A Tale Retold by Black Bart, Highwayman and H.P. Lovecraft, Writer
According to the tale, a race of shepherd people colonized the banks of the Tomac River, in a land called Amer, forming flourishing prosperous cities, which rose to great intellectual and mercantile prowess. But craving evermore land, possessions and wealth, these people took as their ruler a being of curious lineage and stature … Umpe – the Great Water Lizard.
Visually described as “in hue as orange as the pumpkins in the shepherds’ patch, had bulging eyes, pouting flabby lips, pompous teased hair and an irritating demeanor”, this arrogant being was literally worshipped by his followers, the Umprecans. His ideology was confined to arrogance, avarice, and his demands of devout loyalty and adoration. His opinions and ideology were hard gospel; he made up his own facts with no tolerance for descent. His ability to invent or believe in things that were not true worked as a powerful tool. Eventually the good people of Amer came to despise Umpe and his minions.
A great plague spread across the world: rather than being constructively dealt with, Umpe emphatically decreed the threat to be an overstated false manifestation by his political enemies. As divisions within the populace became even more polarized, the disenchanted majority elected to drive Umpe and his ilk from their land of Amer. Oseph, the high priest of Amer, was chosen as the new ruler. Umpe’s reaction was to refuse to concede his lawful removal, to further spread his own brand of unmitigated lies and to incite and motivate an armed assault on the Amer Main Temple, causing death and destruction.
Just as descent and confrontation was reaching dangerous levels, Umpe – the Great Water Lizard slithered away to his southern countryside estate. Found scrawled in blood inside the Amer Main Temple was his promise to return.

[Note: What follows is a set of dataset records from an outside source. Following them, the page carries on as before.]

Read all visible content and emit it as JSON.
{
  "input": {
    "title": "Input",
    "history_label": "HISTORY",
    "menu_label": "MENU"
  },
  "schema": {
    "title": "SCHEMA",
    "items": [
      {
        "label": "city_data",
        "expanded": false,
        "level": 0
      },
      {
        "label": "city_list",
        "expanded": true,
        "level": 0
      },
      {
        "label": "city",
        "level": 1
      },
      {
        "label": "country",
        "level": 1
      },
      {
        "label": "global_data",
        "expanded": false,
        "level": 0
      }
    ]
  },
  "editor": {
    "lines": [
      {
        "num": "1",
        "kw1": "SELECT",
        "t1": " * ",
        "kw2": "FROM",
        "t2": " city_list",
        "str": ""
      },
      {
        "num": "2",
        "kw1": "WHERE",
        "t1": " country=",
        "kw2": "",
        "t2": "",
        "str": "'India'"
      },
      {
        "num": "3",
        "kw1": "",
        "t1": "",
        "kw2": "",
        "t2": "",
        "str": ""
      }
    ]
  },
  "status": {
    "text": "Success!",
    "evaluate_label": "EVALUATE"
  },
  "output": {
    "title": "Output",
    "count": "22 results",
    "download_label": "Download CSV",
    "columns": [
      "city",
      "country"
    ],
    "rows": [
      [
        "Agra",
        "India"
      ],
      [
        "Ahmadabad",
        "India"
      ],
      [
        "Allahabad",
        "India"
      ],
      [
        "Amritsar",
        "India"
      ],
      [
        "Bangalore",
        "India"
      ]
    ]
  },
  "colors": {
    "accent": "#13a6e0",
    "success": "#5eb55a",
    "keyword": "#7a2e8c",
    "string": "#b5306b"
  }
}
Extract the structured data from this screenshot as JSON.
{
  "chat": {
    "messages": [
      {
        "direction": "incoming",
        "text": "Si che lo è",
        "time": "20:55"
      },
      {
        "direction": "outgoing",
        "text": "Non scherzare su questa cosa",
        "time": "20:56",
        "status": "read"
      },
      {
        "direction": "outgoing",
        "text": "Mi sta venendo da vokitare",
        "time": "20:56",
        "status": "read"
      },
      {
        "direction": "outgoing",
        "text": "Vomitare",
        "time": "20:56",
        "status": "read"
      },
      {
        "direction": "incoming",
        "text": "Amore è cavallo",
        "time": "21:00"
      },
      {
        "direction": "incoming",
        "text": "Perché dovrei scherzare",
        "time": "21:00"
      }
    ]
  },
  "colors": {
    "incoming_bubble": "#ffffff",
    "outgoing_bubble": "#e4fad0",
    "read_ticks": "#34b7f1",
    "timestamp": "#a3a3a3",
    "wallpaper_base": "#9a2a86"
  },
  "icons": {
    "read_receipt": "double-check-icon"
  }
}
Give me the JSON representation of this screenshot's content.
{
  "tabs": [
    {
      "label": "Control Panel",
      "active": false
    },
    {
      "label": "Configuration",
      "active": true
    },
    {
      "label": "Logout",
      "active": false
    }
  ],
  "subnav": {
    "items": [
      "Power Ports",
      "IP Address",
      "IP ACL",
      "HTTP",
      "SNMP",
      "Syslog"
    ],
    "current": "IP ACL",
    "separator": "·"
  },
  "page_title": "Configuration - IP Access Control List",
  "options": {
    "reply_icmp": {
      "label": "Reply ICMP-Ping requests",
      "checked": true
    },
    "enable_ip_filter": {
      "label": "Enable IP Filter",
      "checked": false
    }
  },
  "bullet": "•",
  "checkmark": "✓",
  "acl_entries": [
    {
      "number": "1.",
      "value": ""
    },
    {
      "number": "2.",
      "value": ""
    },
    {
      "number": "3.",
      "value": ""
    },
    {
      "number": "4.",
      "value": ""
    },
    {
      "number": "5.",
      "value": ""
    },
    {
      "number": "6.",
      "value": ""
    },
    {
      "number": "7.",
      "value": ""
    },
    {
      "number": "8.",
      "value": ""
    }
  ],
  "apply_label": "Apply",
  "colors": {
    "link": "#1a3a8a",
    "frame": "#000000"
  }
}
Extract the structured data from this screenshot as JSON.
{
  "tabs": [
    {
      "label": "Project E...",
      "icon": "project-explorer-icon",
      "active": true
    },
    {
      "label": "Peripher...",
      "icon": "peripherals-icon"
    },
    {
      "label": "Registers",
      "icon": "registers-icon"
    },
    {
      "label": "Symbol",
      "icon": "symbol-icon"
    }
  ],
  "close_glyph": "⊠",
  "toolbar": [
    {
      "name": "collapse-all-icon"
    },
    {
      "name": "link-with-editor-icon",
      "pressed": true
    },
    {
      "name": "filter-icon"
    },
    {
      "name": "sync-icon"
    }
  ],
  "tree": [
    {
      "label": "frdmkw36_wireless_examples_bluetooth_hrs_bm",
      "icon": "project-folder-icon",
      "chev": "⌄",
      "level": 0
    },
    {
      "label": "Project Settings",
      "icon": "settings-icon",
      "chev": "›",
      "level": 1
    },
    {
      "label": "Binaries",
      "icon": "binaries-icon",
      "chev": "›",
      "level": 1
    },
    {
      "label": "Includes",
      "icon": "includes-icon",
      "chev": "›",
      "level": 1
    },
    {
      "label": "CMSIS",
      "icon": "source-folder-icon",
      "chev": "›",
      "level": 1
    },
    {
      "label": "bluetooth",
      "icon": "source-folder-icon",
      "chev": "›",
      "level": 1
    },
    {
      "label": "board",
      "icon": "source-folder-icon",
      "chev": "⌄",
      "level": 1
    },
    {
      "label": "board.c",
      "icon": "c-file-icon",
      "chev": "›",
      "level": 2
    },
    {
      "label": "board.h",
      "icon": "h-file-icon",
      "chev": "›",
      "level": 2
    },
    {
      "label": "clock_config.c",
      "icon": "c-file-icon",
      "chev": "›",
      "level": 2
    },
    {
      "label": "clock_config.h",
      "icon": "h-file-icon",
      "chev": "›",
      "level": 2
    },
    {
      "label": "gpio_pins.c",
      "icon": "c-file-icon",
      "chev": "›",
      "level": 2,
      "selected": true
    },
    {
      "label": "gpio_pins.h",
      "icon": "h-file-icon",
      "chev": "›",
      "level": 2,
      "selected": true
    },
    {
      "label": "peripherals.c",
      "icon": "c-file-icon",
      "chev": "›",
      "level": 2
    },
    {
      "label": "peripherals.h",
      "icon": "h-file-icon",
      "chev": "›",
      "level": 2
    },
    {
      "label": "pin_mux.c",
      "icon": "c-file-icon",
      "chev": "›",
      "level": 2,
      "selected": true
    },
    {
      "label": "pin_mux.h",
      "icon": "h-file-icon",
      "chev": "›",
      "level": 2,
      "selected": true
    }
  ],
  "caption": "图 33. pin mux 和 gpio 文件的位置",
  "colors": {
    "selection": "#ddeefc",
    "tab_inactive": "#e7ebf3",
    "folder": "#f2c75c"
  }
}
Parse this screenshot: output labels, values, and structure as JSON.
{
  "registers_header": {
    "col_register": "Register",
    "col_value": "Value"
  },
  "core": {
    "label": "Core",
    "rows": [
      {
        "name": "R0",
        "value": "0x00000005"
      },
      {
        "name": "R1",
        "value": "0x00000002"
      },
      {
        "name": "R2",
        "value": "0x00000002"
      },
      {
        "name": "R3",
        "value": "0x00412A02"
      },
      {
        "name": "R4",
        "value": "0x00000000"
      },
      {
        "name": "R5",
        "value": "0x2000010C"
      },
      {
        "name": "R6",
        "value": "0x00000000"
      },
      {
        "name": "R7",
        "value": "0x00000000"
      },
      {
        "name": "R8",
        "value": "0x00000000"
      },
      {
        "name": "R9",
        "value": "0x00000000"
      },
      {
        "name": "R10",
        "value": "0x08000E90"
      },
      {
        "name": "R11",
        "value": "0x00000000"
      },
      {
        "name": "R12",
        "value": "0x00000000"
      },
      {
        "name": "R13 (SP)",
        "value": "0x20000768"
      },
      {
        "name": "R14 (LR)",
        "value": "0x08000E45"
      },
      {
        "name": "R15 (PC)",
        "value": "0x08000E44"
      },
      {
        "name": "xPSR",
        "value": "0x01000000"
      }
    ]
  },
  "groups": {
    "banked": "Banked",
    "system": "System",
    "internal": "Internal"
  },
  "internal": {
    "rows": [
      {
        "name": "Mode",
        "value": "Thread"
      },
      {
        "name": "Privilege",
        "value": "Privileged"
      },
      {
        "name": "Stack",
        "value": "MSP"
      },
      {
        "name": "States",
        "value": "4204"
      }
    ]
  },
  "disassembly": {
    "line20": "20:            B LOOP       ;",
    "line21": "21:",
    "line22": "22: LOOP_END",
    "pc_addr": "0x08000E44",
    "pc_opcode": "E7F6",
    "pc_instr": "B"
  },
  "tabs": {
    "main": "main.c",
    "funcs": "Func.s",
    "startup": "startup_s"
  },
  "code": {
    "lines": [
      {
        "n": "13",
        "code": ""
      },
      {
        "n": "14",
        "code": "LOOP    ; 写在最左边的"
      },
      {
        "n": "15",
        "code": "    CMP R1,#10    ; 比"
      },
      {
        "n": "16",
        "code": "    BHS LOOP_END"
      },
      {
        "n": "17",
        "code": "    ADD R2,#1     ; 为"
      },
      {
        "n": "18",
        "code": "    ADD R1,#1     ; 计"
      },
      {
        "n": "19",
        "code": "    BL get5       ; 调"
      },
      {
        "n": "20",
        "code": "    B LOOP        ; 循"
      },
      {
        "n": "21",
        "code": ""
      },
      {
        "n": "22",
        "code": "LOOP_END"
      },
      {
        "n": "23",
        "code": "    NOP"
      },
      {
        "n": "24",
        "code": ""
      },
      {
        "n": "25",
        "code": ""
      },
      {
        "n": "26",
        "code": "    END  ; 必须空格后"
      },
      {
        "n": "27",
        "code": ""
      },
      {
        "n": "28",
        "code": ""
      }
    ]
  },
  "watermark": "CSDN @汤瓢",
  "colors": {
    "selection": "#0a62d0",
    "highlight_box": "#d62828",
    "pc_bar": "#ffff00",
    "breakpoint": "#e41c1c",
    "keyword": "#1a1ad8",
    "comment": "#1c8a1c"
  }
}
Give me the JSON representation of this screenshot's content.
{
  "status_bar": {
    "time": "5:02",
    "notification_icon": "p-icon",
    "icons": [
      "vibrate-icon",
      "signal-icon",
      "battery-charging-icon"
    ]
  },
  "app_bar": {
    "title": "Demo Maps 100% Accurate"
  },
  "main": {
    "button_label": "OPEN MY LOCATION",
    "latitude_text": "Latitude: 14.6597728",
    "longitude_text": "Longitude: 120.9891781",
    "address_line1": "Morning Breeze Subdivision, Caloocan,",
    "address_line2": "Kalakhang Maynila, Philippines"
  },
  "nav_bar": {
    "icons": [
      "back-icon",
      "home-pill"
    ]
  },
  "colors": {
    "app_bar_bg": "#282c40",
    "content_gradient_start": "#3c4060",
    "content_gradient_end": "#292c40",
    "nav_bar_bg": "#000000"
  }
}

As time passed, Amer began to regain both its power and its promise. But the Umprecans clutched even tighter to the fierce loyalty that they espoused toward Umpe and his carefully crafted lies. Behind closed doors and away from any scrutiny, many of his cohorts expressed a genuine fear of any challenge to their ‘ruler in exile’. Their dark celebrations in the dank empty marshlands were witnessed only by these sorry bootlickers, an abundance of water lizards, and most disturbingly, the exiled Umpe himself. But even to this day, Umpe remains the chief god in the land of the Umprecans with a diabolical agenda of greed and a bulging eye on the land of the Amer.